Филипп умолк. Тяжело ему давалась эта речь, но граф и старый капитан чувствовали, что порой любому: и рыбаку, и воину, и властителю — нужно сказать то, что давно зрело в душе. Он смахнул снег с волос и снова заговорил:

— В 1742 году мне исполнилось сто лет. По меркам вампиров это почтенный возраст, однако многие еще сохраняют к тем годам живость и силу. Мое же тело уже стало болеть и сгибаться к полу, потому что я с рождения был чахлым. В те годы я уже опирался на трость. Однако старик Ройс все равно упрямо дожидался моего столетия, будучи старомодным. Умерев, он оставил мне графство, которое я должен был в будущем передать моему сыну Теодду, как мы и оговорили в составленном нами завещании. Дар вдохнул в меня все то, чего я был лишен.

А в 1750 году по осени мы отправились с Адериной, сыном и его молодой женой, которая к тому моменту разродилась двумя близнецами, в Йефасу. Я был свидетелем разговора моего отца Ройса и отца Мелинайя, а потому меня вызвали на суд по поводу денежных разногласий.

Я решил взять их всех, чтобы показать Теодду, кем он станет и с кем будет в дальнейшем связана его жизнь. Была осень, сезон дождей. Мы ехали по Западному тракту. Он тогда пролегал сильно в стороне, по-над горами, потому что до постройки хорошей дороги равнины сильно заболачивало и они становились непроходимы, в то время как у Астернотовских гор было сухо. Я к тому времени еще страдал от дара Тастемара — слишком острого слуха. Пока ты не научишься это контролировать, можно спутать сердцебиение человека с грохотом горной реки, а грохот горной реки — с сердцебиением, потому что тело пытается сдавить этот шум, уменьшить, дабы не сойти с ума. Так и тогда я не придал ему значения, думая, что мне кажется.

— Сель? — осторожно спросил сэр Рэй, зная, что вдоль гор раз в пару лет постоянно смывает какие-нибудь деревни.

— Да. В завесе ливня поток обрушился на нас сверху, закрутил, увлек всех вниз с тропы. Я тогда ринулся, не думая, сначала к Адерине, она была ближе. Вытащил ее. А когда снова кинулся в воды за ними, то… не нашел. Нашел позже, но уже внизу… у равнин, где поток растерял живость. Она потом еще долго осуждала меня, пока не умолкла после одной нашей ссоры. Так и молчала пять лет в комнате и даже на одре смерти не произнесла ни слова.

Сэр Рэй сочувствующе покачал головой и задумался.

— Может, так рассудил Ямес, господин…

Вспомнив императора Кристиана и его истинное имя, Филипп вымученно усмехнулся.
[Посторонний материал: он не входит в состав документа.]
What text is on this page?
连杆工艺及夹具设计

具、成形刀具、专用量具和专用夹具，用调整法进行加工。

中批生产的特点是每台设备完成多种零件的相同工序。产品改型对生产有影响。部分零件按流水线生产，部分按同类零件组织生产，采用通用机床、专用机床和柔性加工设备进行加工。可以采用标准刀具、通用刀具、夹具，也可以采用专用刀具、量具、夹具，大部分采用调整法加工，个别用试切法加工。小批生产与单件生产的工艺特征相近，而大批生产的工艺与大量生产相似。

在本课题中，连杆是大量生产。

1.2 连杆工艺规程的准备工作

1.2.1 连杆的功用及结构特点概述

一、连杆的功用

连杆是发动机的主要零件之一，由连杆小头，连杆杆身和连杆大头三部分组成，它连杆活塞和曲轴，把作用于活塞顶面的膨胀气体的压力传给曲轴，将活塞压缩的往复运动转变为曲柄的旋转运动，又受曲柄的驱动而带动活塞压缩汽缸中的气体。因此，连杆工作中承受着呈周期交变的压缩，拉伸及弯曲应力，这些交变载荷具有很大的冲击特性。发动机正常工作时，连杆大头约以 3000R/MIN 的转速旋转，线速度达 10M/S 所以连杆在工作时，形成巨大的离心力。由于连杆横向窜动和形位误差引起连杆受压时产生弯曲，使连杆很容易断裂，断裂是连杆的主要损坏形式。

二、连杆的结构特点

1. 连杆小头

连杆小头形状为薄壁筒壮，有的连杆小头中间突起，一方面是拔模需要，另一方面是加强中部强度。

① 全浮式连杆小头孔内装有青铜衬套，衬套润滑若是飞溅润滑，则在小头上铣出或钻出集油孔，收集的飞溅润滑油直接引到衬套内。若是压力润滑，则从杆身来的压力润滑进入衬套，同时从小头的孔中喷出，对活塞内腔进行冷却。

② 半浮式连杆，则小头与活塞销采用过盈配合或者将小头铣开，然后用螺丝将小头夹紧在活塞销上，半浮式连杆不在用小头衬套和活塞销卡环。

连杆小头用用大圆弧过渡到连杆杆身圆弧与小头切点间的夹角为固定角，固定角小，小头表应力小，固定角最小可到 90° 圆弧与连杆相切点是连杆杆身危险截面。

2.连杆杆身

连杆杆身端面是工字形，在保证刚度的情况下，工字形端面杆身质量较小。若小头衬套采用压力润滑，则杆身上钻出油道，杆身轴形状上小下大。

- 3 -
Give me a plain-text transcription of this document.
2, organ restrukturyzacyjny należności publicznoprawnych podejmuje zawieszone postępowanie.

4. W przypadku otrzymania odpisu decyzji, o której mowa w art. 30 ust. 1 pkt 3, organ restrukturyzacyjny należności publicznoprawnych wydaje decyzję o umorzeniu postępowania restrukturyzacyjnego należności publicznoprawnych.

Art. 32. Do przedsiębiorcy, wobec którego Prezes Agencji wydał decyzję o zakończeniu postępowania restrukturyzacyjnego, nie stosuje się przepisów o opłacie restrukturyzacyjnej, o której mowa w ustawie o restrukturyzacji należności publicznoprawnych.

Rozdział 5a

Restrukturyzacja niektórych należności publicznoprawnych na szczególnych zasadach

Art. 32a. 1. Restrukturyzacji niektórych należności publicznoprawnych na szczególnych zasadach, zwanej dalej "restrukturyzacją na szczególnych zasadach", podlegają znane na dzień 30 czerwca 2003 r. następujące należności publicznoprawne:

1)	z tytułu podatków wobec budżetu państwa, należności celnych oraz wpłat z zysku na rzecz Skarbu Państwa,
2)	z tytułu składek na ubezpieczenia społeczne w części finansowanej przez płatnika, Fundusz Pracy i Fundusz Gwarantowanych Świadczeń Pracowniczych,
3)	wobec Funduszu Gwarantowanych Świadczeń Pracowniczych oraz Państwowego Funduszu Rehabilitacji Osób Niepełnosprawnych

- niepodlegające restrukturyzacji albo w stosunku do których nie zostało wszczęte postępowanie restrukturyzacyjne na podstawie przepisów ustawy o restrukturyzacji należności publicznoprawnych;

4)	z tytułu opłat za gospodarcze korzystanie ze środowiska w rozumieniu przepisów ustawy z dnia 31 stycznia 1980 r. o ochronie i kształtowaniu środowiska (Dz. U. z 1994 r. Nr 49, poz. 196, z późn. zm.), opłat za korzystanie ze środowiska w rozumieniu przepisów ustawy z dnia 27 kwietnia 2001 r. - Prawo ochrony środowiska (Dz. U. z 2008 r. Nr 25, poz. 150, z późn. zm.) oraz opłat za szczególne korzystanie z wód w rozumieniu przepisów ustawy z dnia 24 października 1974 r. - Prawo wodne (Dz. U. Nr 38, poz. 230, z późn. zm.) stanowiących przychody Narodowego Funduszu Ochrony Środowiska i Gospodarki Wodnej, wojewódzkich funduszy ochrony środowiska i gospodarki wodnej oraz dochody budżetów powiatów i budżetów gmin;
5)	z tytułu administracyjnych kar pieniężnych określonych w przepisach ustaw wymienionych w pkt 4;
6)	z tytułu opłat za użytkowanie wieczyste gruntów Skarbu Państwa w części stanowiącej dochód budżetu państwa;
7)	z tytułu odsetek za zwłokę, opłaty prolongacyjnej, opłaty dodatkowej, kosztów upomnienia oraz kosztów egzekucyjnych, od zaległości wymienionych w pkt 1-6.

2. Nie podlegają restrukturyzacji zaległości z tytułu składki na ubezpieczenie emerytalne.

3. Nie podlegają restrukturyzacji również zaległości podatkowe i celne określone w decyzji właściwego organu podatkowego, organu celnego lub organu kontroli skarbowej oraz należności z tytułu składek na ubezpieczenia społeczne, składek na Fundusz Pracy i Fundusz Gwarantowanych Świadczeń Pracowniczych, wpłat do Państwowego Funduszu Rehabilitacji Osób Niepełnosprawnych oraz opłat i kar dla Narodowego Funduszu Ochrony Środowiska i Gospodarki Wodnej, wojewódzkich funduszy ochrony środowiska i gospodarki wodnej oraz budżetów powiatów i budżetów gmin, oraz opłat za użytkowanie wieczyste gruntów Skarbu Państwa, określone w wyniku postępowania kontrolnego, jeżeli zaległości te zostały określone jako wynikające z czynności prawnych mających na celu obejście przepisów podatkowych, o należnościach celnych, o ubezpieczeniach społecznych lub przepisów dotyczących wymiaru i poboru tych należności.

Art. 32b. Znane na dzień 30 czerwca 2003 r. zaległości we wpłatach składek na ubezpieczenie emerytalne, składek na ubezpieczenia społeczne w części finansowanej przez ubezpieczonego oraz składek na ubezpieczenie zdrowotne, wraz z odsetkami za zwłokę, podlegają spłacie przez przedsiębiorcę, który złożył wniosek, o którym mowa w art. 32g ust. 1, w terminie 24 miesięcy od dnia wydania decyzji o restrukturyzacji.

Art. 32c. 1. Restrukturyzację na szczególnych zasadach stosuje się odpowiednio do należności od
— Ямес… О нет, это злой рок, до сих пор преследующий меня в ночных кошмарах. А иногда кошмары оживают, как это случилось тридцать пять лет назад на Мертвой Рулкии. Проклят я или безумен? Почему, обладая острым слухом, я вместе с тем так глух?

Сэр Рэй молчал, он не знал, что сказать и как утешить. Да и нужны ли здесь слова? Так время и проходило. Так и смотрели они, как на востоке посерел горизонт. Близился рассвет.

— Спасибо, что выслушал, — наконец сказал Филипп.

— Вам… Это вам спасибо за доверие, мой лорд…

— Твой век недолог. И думаю, что осталось тебе срока жизни очень мало, так что ты поневоле унесешь мой секрет в могилу.

— Что ж, если это произойдет в дороге, то я только рад! Знаю, что стал трухляв, как пень, но я не мог остаться в Брасо-Дэнто!

— Мог. Я освободил тебя от службы.

С тоской рыцарь выдохнул, однако, пережив мгновение слабости из-за своей старости и смертности, ударил себя в грудь.

— Мы — люд военный! — браво воскликнул он. — Умереть в постели, окруженным детьми и внуками, — это не про нас! Лучше отдаться смерти под конем, чем под теплым одеялом, так еще мой старик говорил! Разве что можно еще в постели с бабами, тоже достойно, но их с меня уже хватит… Я и так знатно добавил рыжеголовых по всем вашим городам и деревням. Везде их теперь встречаю. Правда, на кого ни гляну, дурные они вышли, господин! Что Лука, что Оливер, что Осторр. Ни мозгов, ни понятий!

— Рэй, я слышу это от каждого старика на протяжении уже пяти веков. Будь это взаправду, человеческое племя уже вымерло бы.